Researchers at Cardiff University in the UK have demonstrated that artificial intelligence (AI) is just as accurate as traditional methods at providing an accurate and reliable prognosis of cardiovascular disease.
The study has been published in PLOS ONE, and details how using machine-learning techniques could save the time of oversubscribed health services as no expertise or human interaction is required.
Co-author of the study Professor Craig Currie said: “If we can refine these methods, they will allow us to determine much earlier those people who require preventative measures. This will extend people’s lives and conserve NHS resources.”
Traditionally, clinicians and statisticians have worked out a prognosis of cardiovascular disease for a patient by manually developing mathematical equations.
Currie added: “Although we already have reliable methods of forecasting people according to their degree of risk of serious heart events, artificial intelligence promises new ways of interrogating data and the likelihood of more reliable classification of risk.”
In the study, the research team trialled a technique called genetic programming (GP). GP is a method which involves computer programs encoding a set of genes that are then iteratively modified or evolved.
GP is said to be better than algorithms produced by humans because it reduces bias and the possibility of human error while allowing for any changes in the environment to be automatically integrated into mathematical formulas.
Complex associations uncovered by AI from the data can be made transparent to clinicians, meaning that there is no need for them to diverge from their existing practice.
During the Cardiff University study, GP was used to assess the future risk of a cardiovascular event in over 3,800 cardiovascular patients, aged between 19 and 83 years old, over a ten-year period.
The machine-learning algorithms relied on 25 predictors taken from patient data, including age, BMI, sex, alcohol and smoking habits and blood pressure. The results showed that the AI could perform comparably to traditional methods when predicting the risk associated with individual patients.

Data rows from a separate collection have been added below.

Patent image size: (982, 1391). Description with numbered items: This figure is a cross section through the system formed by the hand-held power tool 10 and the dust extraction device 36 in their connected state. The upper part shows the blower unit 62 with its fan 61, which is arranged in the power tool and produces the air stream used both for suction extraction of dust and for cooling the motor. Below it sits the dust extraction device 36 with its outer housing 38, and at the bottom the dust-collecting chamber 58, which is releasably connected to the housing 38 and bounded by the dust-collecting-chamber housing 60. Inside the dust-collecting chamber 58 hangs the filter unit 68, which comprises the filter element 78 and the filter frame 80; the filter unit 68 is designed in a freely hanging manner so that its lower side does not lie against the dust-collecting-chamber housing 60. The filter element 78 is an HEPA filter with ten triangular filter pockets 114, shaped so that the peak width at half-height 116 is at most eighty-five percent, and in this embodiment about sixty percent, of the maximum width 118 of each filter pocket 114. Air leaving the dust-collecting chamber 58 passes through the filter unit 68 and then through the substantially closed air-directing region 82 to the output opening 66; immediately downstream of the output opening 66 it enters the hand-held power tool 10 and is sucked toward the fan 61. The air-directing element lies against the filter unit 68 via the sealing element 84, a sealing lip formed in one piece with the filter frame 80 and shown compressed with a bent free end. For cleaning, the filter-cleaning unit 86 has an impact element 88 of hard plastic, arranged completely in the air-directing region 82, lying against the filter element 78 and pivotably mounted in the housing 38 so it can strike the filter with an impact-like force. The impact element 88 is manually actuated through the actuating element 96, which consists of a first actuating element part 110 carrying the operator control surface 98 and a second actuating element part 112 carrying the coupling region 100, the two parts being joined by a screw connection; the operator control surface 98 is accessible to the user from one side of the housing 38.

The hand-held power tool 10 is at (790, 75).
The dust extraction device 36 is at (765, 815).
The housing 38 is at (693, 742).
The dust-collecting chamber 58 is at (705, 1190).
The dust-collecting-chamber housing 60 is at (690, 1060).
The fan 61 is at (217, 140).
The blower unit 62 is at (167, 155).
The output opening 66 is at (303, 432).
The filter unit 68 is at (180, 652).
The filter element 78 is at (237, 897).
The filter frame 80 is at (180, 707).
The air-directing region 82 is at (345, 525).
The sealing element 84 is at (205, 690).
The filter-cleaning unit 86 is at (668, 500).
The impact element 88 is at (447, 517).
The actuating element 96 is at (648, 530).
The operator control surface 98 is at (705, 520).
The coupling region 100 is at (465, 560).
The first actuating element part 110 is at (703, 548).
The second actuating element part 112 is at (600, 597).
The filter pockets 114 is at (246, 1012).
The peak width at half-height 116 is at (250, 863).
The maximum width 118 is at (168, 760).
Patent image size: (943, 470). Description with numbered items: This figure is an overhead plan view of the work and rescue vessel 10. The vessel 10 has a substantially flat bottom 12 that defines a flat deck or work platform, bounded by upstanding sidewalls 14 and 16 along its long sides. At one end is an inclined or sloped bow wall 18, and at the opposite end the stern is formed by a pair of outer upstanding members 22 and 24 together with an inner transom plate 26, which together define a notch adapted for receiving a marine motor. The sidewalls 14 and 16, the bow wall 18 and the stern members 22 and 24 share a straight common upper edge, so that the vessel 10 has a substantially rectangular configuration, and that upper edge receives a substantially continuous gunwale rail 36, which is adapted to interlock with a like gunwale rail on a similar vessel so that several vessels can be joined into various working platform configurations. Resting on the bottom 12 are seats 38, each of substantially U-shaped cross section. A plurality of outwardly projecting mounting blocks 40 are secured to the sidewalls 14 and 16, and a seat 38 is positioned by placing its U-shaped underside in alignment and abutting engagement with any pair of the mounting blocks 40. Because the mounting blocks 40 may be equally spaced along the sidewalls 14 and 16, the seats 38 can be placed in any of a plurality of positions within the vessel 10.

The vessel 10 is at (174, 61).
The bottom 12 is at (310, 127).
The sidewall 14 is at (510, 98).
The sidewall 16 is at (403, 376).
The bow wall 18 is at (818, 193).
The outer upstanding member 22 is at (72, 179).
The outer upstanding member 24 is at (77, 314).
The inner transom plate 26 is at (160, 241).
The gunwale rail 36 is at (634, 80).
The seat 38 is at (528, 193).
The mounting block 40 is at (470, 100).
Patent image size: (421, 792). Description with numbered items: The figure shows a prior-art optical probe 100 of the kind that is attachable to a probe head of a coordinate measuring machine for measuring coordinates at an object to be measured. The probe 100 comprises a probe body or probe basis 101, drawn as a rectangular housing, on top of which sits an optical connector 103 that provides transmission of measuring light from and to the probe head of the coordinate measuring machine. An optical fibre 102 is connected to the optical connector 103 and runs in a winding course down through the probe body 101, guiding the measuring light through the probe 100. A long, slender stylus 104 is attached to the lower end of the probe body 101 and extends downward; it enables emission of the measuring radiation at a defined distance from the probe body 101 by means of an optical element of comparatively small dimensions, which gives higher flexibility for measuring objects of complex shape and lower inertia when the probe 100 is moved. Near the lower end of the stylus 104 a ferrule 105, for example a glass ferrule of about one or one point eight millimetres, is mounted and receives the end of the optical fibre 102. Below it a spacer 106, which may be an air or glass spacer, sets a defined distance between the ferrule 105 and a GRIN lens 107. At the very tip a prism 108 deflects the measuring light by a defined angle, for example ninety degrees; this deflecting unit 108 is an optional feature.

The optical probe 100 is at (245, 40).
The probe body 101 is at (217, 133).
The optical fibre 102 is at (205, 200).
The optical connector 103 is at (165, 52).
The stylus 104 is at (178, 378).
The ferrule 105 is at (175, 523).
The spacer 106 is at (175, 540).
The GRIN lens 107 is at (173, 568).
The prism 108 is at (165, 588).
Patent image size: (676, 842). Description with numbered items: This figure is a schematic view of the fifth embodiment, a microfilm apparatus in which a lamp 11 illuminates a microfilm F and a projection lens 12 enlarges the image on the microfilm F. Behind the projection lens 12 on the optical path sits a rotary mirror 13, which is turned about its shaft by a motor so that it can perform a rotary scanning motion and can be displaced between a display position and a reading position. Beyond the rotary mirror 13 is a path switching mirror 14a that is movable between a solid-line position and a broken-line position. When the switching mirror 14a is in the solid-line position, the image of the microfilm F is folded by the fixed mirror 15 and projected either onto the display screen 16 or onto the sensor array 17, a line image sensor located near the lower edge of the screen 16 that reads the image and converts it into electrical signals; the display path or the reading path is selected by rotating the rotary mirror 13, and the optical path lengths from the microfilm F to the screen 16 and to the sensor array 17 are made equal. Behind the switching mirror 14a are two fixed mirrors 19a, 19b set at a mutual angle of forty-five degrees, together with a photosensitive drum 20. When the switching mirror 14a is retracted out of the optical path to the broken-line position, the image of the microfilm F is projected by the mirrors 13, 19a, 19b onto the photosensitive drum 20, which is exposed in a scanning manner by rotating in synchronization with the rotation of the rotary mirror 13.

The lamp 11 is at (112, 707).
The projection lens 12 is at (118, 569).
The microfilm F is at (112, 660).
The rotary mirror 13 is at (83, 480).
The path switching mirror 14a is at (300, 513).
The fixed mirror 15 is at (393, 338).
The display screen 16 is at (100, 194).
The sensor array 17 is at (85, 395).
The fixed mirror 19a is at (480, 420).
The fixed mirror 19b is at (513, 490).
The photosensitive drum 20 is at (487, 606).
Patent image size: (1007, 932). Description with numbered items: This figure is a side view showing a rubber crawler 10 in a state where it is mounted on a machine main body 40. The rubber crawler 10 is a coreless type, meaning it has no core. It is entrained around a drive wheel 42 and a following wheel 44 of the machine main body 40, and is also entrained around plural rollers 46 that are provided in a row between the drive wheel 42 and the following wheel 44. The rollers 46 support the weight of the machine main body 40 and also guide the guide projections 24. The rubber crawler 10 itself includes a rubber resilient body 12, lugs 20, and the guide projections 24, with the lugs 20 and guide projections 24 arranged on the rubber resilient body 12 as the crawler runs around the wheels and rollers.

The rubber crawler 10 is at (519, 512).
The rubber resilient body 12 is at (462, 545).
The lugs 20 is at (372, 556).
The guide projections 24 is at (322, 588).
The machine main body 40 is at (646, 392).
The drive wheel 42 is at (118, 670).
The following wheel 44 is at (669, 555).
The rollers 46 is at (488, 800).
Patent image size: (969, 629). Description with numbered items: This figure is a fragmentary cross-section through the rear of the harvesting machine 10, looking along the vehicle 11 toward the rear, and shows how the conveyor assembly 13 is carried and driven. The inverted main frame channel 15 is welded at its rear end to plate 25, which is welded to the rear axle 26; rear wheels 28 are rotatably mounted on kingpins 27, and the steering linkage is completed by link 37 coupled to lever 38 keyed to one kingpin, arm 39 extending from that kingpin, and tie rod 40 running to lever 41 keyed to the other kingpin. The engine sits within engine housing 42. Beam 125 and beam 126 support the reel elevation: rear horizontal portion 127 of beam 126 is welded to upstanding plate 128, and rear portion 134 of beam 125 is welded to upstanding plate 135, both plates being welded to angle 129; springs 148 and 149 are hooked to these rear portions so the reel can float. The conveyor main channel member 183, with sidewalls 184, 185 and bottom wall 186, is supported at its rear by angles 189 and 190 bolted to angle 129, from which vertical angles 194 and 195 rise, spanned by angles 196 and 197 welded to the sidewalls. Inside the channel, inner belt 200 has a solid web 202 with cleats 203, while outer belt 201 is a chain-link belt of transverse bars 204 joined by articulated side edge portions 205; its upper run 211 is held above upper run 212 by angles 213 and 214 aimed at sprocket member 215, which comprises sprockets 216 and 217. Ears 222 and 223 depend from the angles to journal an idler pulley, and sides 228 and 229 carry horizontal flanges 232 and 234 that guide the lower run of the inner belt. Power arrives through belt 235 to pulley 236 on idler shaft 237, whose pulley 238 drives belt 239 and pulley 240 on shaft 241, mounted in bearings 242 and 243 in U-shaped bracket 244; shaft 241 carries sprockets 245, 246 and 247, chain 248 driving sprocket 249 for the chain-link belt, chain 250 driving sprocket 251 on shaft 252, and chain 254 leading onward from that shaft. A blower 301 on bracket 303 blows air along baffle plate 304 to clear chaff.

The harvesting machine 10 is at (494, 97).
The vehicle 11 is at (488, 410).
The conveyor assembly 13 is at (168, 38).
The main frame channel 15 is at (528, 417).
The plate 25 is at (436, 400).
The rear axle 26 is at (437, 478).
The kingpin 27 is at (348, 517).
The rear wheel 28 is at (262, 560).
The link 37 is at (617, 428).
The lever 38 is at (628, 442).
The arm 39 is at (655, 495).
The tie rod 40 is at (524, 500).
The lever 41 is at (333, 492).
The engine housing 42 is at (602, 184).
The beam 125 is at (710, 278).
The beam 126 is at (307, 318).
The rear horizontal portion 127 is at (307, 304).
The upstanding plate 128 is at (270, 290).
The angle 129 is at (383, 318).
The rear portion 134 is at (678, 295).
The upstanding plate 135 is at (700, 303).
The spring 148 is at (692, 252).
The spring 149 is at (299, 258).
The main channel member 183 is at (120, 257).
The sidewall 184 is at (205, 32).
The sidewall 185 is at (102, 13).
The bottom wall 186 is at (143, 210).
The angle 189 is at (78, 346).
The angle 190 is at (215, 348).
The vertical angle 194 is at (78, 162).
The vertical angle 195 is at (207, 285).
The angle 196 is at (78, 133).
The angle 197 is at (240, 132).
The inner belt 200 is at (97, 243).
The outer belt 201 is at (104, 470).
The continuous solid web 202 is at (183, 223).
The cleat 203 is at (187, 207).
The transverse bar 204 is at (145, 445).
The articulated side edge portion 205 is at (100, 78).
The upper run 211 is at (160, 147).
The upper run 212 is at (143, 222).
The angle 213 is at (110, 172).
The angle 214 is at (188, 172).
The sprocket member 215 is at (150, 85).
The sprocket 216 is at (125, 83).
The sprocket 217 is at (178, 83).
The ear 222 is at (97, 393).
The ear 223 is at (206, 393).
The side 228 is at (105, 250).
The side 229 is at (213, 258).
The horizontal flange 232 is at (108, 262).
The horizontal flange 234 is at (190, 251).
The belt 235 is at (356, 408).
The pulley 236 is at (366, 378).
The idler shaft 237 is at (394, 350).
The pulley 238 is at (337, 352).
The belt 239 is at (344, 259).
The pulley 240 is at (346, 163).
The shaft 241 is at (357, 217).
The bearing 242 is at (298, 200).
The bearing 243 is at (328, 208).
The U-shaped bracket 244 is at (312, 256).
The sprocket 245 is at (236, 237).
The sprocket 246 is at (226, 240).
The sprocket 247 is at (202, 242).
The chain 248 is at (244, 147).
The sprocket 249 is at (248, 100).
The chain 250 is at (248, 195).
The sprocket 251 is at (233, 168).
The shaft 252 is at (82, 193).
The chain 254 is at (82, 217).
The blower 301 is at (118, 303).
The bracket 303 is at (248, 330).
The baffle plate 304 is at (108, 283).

Cardiff University professor and co-author of the study Professor Irena Spasic said: “The ability to interpret solutions offered by machine learning has so far held the technology back in terms of integration into clinical practice.
“However, in light of the recent resurgence of neural networks, it is important not to sideline other machine learning methods, especially those that offer transparency such as genetic programming or decision trees. After all, we are looking to use artificial intelligence to aid human experts and not to take them out of the equation altogether.”